Echoes of Time Retrospective

A retrospective on Echoes of Time, covering the Sanjiao Cup Game Jam plan, three-era level structure, narrative writing, and team collaboration.

05/21/2026 4 min read 中文

Echoes of Time was a 2D narrative puzzle-platformer created for the 2025 Autumn Sanjiao Cup Game Jam. The player controls a creature inspired by Huan from ancient Chinese mythology, traveling through ancient, modern, and future versions of the same location to recover lost movements and bring music back to a future where it has disappeared.

This was an early Limenauts team project. My main role was not only writing the story, but also compressing a large narrative idea into level structure, props, dialogue, art requirements, and daily production tasks the team could complete.

Looking back, the project's value is that it taught me how to identify the structure that cannot be deleted.

Initial Theme

The starting question was: why does music matter?

Our answer was that music is not only sound. It carries emotion, memory, awe, cultural identity, and the ability to connect people across time.

The future in the game is not destroyed in a simple physical sense. It is advanced, rational, and mechanically powerful, but it has lost sensitivity to emotion. Music is gone, and with it, the world has lost a way to listen.

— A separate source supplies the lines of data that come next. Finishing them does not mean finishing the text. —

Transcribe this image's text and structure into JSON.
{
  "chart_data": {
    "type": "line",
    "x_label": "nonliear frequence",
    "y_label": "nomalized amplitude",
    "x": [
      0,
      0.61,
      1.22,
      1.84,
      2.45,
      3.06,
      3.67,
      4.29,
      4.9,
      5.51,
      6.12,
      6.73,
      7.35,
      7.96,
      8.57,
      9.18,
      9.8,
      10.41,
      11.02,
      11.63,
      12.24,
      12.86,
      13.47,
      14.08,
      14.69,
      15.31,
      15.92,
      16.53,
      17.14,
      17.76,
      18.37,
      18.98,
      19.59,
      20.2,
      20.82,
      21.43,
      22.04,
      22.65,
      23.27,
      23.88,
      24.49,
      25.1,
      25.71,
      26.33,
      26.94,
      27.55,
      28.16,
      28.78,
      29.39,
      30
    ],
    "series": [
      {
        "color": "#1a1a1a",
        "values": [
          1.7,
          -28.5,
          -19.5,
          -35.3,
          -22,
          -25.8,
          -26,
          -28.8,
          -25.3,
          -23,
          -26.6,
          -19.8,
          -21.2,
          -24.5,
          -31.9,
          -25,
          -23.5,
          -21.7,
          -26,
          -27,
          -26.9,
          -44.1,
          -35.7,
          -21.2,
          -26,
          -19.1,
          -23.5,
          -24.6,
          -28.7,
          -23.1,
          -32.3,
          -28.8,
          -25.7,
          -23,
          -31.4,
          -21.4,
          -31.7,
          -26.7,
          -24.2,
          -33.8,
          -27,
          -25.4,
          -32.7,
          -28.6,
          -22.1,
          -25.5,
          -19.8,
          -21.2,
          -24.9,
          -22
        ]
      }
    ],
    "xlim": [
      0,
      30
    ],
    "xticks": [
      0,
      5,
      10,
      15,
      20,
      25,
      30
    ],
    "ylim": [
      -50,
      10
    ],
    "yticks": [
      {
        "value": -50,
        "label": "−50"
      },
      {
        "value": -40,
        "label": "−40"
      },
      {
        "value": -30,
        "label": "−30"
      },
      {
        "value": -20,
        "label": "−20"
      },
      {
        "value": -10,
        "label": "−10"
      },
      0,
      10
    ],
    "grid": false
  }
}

This theme led to the three-era structure. The player would not only move through maps. They would recover three kinds of musical memory from three versions of the same place.

Three-Era Level Structure

The ancient era uses an ink-wash visual direction: a hut, bamboo forest, stone roads, water, and an old musician. The player crosses the environment, collects Echo Bamboo, and helps craft a flute. This act represents awe, the first act of listening to nature and life.

The modern era shifts into a park, roads, stores, buildings, and a guitarist named Su Wang. The player influences the past to rescue a dying tree, then returns to the present and uses the revived branches to reach a wooden guitar. This act represents remembrance, connecting music with cities, old trees, and personal emotion.

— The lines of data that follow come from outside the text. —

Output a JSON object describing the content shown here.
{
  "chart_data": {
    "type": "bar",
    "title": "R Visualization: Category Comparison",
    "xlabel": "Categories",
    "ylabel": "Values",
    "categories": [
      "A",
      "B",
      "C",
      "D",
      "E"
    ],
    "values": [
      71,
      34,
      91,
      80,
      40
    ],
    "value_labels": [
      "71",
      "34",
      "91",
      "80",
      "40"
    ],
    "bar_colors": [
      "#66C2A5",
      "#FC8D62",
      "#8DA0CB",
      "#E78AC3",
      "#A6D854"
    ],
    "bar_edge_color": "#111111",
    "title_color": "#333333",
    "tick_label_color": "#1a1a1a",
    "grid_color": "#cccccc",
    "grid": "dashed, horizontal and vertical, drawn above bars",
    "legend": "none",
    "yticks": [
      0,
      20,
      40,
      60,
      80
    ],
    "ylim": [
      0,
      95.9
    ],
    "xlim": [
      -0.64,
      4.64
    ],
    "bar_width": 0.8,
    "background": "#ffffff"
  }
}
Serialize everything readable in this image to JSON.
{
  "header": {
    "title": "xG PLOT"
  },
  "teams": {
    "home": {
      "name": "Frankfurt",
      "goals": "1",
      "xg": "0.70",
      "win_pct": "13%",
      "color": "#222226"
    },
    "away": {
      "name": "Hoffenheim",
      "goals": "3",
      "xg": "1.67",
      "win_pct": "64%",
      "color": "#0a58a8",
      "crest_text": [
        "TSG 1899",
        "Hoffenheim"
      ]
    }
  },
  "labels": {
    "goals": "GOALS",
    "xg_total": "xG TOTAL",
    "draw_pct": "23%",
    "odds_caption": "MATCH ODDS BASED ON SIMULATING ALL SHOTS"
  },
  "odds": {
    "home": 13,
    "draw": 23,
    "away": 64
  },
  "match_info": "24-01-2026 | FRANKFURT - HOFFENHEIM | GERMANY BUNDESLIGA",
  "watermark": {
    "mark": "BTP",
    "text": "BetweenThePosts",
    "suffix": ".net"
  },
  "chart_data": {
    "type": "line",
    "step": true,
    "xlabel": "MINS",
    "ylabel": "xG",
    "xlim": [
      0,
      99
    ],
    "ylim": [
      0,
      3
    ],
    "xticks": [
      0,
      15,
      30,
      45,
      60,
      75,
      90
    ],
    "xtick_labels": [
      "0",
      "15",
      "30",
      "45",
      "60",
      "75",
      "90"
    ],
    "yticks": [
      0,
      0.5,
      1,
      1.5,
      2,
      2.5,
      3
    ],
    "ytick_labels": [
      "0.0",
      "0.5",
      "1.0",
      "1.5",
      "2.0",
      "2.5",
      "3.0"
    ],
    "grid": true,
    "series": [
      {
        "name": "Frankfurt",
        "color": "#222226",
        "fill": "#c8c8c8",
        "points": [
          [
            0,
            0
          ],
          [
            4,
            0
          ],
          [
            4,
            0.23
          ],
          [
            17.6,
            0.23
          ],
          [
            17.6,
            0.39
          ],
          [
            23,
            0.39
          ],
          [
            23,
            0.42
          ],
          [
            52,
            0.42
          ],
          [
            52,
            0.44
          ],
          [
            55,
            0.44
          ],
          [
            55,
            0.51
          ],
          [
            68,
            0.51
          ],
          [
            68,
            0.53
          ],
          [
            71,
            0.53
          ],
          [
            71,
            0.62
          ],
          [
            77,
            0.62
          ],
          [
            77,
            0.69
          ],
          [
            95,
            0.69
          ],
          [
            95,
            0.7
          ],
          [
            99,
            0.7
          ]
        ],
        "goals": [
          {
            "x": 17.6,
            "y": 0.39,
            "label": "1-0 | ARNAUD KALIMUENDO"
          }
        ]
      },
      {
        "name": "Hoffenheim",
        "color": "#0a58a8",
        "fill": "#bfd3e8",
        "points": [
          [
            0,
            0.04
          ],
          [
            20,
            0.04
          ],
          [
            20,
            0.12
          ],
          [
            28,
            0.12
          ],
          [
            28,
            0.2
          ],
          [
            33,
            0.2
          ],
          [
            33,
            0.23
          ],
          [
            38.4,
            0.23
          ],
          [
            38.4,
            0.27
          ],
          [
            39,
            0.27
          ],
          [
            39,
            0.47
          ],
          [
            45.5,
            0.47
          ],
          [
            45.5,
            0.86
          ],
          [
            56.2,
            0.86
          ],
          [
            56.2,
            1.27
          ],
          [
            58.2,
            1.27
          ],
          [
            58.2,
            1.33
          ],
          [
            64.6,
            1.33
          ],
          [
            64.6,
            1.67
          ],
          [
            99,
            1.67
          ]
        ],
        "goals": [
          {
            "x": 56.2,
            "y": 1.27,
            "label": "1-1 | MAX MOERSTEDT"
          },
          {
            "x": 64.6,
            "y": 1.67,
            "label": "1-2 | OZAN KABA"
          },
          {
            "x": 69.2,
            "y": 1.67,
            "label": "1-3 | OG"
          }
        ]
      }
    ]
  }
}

The future era becomes a colder mechanical city. High-rises, pipes, towers, and abandoned machines replace the warmer spaces of the earlier maps. The player searches for a robot core, repairs the robot, and receives the final sound protocol. This act represents hope, the last preserved sound inside a world that has nearly forgotten music.

The important design point was that these were not three unrelated levels. They were three forms of the same place. The player should feel that time has changed the environment, but traces still remain.

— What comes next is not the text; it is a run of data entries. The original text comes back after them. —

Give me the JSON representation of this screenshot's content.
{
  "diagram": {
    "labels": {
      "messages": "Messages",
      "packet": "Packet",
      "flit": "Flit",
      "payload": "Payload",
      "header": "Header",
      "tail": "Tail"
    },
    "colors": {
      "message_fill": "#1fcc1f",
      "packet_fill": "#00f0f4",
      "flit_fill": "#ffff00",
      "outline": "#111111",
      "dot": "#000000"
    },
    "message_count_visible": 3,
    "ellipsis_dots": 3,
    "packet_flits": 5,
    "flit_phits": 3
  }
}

Writing and Narrative Direction

The story begins from the idea that "music is dead," but I did not want the tone to become pure despair. The emotional direction was that music is sleeping under the tower of reason, waiting for someone to listen again.

Each era gives the player one instrument or musical object. The ancient flute carries awe. The modern guitar carries remembrance. The future tuner carries hope.

The ending brings the three eras together. The ancient musician, modern songwriter, and future robot symbolically join the protagonist on top of the tower. Their sounds travel through the future city and awaken the world again.

For me, the writing task was not only prose. It was production writing: dialogue, prop names, level goals, art cues, music references, and ending beats all had to tell the same story.

Team Execution Tradeoffs

The project had a broad concept, so the biggest risk was scope.

During production, I focused on preserving the three elements that could not be removed:

  • three eras of the same location;
  • instruments and melodies as progression keys;
  • cause and effect between past, present, and future.

Many smaller ideas had to be simplified. We could not fully build every time-travel interaction or every emotional detail. Instead, we kept the structure that made the project recognizable.

This tradeoff helped the team move. Programmers could focus on movement, interaction triggers, timeline switching, and level flow. Artists could focus on backgrounds, era contrast, characters, props, and platforms. Writing could stay tied to the actual scenes rather than becoming separate lore.

Production Breakdown

The project was easiest to manage after I broke it into tables and lists.

The scene table described each era, location, target route, key obstacle, and ending condition.

The prop table described Echo Bamboo, flute, nutrient fluid, wooden guitar, robot core, tuner, and other objects that moved the task chain forward.

The emotion table described what each era should make the player feel: awe in the ancient era, remembrance in the modern era, and hope in the future era.

This breakdown made collaboration easier. The team did not need to debate the whole story every day. We could ask which scene, prop, or emotion each task belonged to.

Follow-Up Reflection

Echoes of Time still needs clearer causality guidance. If the player changes something in the past, the game should make the resulting change in the present easier to read. Timeline puzzles depend on cause and effect, and that feedback has to be visible.

Sound feedback should also be stronger. Since the whole game is about music, each instrument, melody, and restored sound should have more direct audio presence.

The project taught me that in a team game jam, the most important design skill is not having the biggest idea. It is finding the shape that the team can finish.

For Echoes of Time, that shape was one location across three eras, three musical memories, and one final performance. Once that structure was clear, the rest of the work could be arranged around it.